Avery K. Singer (b. 1987, New York, NY) received her BFA from The Cooper Union for the Advancement of Science and Art in 2010 and currently lives and works in New York. Recent solo exhibitions of her work have taken place at Foundazione Sandretto de Rebaudengo, Turin (2015); Kunsthalle Zürich, Zürich (2014); and Kraupa-Tuskany Zeidler, Berlin (2013). Singer has participated in the 13th Biennale de Lyon, Lyon, France (2015); “2015 Triennial: Surround Audience,” New Museum, New York (2015); and the 6th Glasgow International Festival of Art, Glasgow, Scotland (2014); in addition to group exhibitions at the Hessel Museum of Art, Annandale-on-Hudson, New York (2015); Kunstverein Hannover, Germany (2015); Arizona State University, Tucson (2015); and Kunsthalle Fridericianum, Kassel, Germany (2013). Singer’s exhibition at the Hammer Museum is the first solo presentation of her work in the United States.

Essay
By Aram Moshayedi

Avery Singer’s paintings evoke the tropes of ritual and social patterns that constitute the functions of a curator, artist, or writer at work in the art world today. In The Studio Visit (2012), two figures are seated in front of an array of grossly typical modern artworks—a Noguchi-like sculpture and a constructivist assemblage among them—as they discuss, pontificate, interpret, and explicate amid mute objects and images. The scene is familiar in its awkward rigidity. It’s a situation in which the artist speaks of meaning, the writer speaks of context, the curator speaks of modes of display, the gallery director speaks of value, and the collector speaks of status.
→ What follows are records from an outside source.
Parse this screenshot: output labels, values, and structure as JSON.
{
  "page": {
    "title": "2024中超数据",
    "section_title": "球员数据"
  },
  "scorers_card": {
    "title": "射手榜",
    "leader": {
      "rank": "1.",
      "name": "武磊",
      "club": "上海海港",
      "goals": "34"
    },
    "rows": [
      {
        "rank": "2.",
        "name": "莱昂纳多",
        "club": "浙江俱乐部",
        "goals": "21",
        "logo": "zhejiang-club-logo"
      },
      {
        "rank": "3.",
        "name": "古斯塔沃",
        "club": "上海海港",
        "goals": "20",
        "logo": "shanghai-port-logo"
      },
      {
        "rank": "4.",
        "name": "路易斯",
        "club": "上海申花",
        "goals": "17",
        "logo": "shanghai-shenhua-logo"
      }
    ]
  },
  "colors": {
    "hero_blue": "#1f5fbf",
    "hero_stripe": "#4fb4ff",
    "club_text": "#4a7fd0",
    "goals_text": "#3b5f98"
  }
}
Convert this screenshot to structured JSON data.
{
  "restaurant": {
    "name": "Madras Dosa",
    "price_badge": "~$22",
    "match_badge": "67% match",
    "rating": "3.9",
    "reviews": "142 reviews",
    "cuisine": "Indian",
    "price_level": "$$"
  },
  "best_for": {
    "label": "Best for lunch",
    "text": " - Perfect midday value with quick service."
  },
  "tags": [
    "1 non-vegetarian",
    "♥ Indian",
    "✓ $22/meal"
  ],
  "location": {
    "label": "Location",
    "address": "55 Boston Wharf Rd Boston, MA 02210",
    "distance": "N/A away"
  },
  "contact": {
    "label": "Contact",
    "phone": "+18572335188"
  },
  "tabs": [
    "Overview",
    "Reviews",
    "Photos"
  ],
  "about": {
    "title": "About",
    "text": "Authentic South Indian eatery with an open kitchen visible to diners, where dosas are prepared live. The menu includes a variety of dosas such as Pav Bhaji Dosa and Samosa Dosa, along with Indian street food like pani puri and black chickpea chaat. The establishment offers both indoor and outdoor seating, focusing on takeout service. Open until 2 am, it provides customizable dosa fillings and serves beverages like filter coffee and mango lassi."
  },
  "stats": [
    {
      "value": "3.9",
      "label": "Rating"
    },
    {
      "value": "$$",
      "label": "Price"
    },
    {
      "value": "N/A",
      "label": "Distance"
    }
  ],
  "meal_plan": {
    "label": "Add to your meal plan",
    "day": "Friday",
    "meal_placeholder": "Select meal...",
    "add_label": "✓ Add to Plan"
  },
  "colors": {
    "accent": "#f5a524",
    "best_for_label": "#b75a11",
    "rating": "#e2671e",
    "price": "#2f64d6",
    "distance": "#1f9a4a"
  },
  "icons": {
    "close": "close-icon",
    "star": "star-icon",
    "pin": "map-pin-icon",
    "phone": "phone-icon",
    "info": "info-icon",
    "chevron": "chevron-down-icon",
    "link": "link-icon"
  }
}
Avoiding contour and subtlety, Singer’s paintings have tended to most often depict blocky, chunky bodies teased out of SketchUp software. More recently, the artist has attempted to exploit the possibilities of Blender, an open-source 3-D graphics and animation program, to create a visual language in which the handling of shape, contour, and line is determined largely by the program’s limitations. The software serves as a means through which Singer is able to sketch out paintings before committing them to physical materials, and her images are the result of a translation from computer screen to canvas. The incompatibility of these two distinct modes of representation forms the basis of her larger practice, which has evolved to include a distinctive application of color, a new technical means of image making through applications like Blender, and a pursuit of painterly techniques that simulate the overlaying of visual data on a two-dimensional plane. By using a vector-based program to construct her scenes before they are transferred to canvas, Singer creates a world that is resolutely analog while containing the sense of limitless space and the illusion of depth that have defined the evolution of moving images across projection screens and digital platforms.